The DD 2870 form is essential for requesting military health care benefits and services. Here are some key takeaways to help you navigate filling it out and using it effectively.

  • Purpose: The DD 2870 form is used by individuals to authorize the release of medical information and to request health care benefits through the military.
  • Who Can Use It?: This form can be utilized by active duty service members, veterans, and eligible family members seeking access to medical services.
  • Personal Information: Ensure that all sections requiring personal information—such as name, social security number, and address—are filled out accurately to avoid processing delays.
  • Signature Requirements: The form must be signed by the individual requesting services. A signature confirms understanding and agreement with the terms outlined.
  • Submission Process: Submit the completed DD 2870 form to the designated health care facility or organization as instructed. This may vary based on your branch of the military.

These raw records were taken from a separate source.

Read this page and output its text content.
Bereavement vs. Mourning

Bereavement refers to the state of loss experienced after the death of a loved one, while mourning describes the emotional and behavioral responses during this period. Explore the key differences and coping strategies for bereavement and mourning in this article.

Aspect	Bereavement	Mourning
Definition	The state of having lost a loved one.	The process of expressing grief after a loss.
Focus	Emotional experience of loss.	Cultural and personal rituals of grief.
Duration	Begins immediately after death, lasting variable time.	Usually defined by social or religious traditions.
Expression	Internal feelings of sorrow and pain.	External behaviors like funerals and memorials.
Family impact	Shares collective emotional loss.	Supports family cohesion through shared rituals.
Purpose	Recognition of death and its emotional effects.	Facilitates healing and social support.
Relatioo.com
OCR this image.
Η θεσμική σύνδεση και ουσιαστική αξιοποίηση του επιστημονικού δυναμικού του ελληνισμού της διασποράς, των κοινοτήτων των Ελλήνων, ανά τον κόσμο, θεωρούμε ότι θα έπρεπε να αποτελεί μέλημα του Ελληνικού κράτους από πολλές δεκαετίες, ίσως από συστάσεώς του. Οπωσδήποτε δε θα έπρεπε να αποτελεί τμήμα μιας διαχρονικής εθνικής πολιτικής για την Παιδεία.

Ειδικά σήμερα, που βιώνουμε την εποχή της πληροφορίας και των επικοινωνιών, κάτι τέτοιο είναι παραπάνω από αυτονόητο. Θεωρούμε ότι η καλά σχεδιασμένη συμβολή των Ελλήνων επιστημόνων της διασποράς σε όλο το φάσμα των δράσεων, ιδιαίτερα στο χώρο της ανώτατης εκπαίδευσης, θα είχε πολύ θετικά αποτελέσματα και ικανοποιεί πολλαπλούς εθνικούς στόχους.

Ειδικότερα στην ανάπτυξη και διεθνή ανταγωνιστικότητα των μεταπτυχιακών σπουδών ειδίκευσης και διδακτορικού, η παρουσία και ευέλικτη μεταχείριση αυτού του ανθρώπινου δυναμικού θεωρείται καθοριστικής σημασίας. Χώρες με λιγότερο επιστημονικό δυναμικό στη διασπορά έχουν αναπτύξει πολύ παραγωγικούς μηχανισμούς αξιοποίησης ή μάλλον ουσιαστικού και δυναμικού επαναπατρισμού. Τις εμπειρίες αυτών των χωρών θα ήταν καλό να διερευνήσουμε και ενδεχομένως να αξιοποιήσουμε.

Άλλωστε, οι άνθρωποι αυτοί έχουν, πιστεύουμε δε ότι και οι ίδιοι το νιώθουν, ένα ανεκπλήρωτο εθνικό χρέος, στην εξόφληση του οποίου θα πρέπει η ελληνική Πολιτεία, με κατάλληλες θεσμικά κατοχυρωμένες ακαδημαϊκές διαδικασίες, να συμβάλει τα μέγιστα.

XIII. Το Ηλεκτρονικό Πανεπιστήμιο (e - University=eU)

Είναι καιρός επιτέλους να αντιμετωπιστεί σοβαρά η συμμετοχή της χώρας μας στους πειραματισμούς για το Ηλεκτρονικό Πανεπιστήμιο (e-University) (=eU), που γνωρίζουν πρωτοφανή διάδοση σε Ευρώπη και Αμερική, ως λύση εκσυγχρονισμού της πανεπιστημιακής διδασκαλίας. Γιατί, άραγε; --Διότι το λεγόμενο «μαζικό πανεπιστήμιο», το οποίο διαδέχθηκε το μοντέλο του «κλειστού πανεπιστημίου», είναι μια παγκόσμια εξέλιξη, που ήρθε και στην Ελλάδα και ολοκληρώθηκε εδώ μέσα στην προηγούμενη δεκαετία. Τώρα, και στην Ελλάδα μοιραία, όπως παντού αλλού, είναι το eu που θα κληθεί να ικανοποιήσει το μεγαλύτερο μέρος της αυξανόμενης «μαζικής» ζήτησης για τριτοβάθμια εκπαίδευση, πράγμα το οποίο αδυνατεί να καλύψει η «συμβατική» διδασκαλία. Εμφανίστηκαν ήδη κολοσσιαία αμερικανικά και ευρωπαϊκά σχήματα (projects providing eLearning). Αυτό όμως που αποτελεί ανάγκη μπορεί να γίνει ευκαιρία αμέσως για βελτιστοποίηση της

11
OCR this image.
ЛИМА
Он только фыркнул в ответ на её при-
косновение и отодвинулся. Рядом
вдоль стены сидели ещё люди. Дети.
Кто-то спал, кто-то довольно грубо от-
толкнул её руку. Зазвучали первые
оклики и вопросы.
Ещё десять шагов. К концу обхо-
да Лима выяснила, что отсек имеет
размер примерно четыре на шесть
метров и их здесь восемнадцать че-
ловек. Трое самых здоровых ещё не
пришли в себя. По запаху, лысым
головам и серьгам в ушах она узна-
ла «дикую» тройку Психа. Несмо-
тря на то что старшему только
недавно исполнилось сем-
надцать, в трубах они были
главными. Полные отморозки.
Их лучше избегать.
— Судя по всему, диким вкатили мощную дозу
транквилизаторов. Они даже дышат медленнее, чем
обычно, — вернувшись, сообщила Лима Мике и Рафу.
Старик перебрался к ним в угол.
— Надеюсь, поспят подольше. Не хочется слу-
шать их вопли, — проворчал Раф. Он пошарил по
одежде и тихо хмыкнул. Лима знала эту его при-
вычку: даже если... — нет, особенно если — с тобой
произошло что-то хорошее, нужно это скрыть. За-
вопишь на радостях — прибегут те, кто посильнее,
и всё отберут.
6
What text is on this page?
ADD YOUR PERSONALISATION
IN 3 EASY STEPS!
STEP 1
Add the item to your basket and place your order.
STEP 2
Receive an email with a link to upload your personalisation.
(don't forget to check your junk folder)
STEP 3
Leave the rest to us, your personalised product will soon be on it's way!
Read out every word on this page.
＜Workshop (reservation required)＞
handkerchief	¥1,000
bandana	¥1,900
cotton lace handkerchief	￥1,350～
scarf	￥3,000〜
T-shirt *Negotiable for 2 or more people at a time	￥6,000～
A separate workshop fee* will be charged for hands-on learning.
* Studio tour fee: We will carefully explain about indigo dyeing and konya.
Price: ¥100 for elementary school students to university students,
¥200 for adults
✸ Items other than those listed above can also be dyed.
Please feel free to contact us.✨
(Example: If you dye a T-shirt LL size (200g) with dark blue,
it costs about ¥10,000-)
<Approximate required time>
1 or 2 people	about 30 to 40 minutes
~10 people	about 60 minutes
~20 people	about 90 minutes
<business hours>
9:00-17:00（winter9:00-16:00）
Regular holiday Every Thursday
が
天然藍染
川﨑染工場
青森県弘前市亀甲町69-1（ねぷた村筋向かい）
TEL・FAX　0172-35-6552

  • Keeping Copies: It's wise to keep a copy of the filled-out form for your records. This could be useful if there are any questions or issues regarding your request later.
  • Follow-Up: If you don’t receive confirmation after submission, follow up with the appropriate facility to ensure your request is being processed.
  • Updating Information: Should any of your personal information change after submitting the form, notify the facility as soon as possible to keep your records current.
  • Privacy Considerations: Be mindful of the information you share, as this form involves sensitive personal and health information. Use secure methods when sending forms that contain this data.

Understanding these key elements of the DD 2870 form can streamline your experience in accessing military health care benefits.